Darn these tight spaces. I’m trying to get the perfect picture with my cell phone camera, all the while knowing it’s not going to come out as nice as I want. Ah, the life of a photographer. At least no one is watching me. That would be truly embarrassing. Snap. The photo is as good as the artificial light and lack of distance will allow. I’ll try once more time from a side angle. Almost got it. And then the door opens…
It’s been a fun trip in the Colorado Rockies and my time here is running short. On a whim I decided to check out one of the newest REI stores in Dillon, Colorado. A smaller REI store, but it has a good selection of equipment and clothing. It also has what I need most at this time: a bathroom.
The guy gives me a puzzled and somewhat disgusted look, then starts to turn around and call the manager. I don’t blame him, I would do the same if I walked into the bathroom and saw some nut job with a camera taking pictures. As he turns around though he sees what I’m taking a picture of and stops and smiles. I quickly say: “Last shot, then I’m done here.” “No hurry”, he replies, but of course if you walked into this place you are most likely in a hurry so I snap one more photo and, to the relief of the other customer, quickly depart.

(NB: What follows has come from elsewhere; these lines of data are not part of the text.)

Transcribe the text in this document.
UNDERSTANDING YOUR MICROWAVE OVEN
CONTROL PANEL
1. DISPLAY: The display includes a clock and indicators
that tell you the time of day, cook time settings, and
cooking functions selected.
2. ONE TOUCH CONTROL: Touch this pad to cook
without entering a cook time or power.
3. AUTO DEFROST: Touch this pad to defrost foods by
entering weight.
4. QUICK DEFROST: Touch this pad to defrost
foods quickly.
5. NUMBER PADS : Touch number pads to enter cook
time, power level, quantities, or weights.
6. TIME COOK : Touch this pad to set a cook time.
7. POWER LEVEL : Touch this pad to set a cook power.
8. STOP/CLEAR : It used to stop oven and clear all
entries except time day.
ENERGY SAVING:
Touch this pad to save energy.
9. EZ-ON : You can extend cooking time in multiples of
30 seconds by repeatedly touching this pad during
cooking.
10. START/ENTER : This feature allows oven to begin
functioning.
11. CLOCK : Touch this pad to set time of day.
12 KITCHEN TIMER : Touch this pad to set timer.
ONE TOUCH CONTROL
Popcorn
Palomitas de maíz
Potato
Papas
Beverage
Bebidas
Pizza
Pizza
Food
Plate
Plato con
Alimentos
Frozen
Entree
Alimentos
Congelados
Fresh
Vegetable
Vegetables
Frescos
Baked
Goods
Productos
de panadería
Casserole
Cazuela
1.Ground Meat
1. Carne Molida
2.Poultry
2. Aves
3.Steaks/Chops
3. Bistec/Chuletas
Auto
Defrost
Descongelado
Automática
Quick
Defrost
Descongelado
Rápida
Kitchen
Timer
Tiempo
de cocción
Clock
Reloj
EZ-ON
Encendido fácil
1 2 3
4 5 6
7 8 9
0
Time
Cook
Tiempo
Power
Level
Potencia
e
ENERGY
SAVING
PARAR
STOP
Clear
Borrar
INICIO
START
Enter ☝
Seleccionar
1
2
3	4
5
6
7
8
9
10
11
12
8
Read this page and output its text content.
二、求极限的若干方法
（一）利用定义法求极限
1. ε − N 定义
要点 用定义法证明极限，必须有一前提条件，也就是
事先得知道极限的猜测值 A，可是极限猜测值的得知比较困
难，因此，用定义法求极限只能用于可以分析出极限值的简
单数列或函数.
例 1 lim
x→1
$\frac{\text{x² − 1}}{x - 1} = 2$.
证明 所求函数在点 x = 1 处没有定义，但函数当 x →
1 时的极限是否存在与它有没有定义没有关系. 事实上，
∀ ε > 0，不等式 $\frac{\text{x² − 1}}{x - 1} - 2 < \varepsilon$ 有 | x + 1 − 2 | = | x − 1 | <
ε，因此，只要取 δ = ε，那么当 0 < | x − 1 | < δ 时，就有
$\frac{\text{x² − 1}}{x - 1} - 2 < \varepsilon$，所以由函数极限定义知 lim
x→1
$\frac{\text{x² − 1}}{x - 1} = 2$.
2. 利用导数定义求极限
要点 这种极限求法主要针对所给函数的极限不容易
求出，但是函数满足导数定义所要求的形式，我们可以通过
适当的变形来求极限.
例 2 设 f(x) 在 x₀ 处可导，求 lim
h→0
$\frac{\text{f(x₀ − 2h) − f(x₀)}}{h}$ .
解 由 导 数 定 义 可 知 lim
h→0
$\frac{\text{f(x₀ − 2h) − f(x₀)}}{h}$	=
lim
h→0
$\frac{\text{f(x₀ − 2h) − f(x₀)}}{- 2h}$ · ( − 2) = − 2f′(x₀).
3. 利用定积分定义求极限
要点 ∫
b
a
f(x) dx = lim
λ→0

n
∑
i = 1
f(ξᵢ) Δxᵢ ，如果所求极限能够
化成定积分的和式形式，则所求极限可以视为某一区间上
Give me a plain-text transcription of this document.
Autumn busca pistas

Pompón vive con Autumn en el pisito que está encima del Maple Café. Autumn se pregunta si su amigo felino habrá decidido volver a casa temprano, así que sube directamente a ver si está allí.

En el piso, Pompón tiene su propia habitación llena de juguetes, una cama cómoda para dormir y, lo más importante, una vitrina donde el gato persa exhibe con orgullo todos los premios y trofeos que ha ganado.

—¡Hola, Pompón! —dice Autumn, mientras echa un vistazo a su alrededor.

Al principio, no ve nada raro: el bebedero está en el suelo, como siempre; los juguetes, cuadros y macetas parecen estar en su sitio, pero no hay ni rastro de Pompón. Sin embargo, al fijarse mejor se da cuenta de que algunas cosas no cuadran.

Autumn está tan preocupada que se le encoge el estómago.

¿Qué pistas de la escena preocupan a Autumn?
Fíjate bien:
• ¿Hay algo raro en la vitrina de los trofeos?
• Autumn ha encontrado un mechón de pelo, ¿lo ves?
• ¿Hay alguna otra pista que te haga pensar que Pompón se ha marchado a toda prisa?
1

One of the questions I still get is: “Where do you go to the bathroom?” “Same place the bears go”, is my standard reply. For the vast majority of man’s time on the planet you didn’t do ‘it’ where you lived. Ah, the joys of modern plumbing in first world countries. Most of us take clean toilets for granted. Not so when you’re backpacking. It’s such an important and universal topic, but one that was underrepresented in backpacking literature until about twenty-five years ago when Kathleen Meyer wrote How to Shit in the Woods: An Environmentally Sound Approach to a Lost Art. I still marvel that a publisher picked her book up; a book that is now in its third edition!
Of course Meyer’s publication wasn’t the first book to deal with this delicate issue. The Bible has a passage on this very topic: “Designate a place outside the camp where you can go to relieve yourself. As part of your equipment have something to dig with, and when you relieve yourself, dig a hole and cover up your excrement” (Deuteronomy 23:12-13). Who says the Bible doesn’t have practical advice?
It doesn’t matter your race, religion, nationality, or gender, we all have to go sometime. If you’re in the backcountry, this photo has some useful information, and something to make you smile. (Don’t miss the Alex Honnold quip.)
Adventure is often a dirty game and most of us who have played at it for any length of time have some humorous stories with a scatological component. Some of these I may share in a later post. Maybe.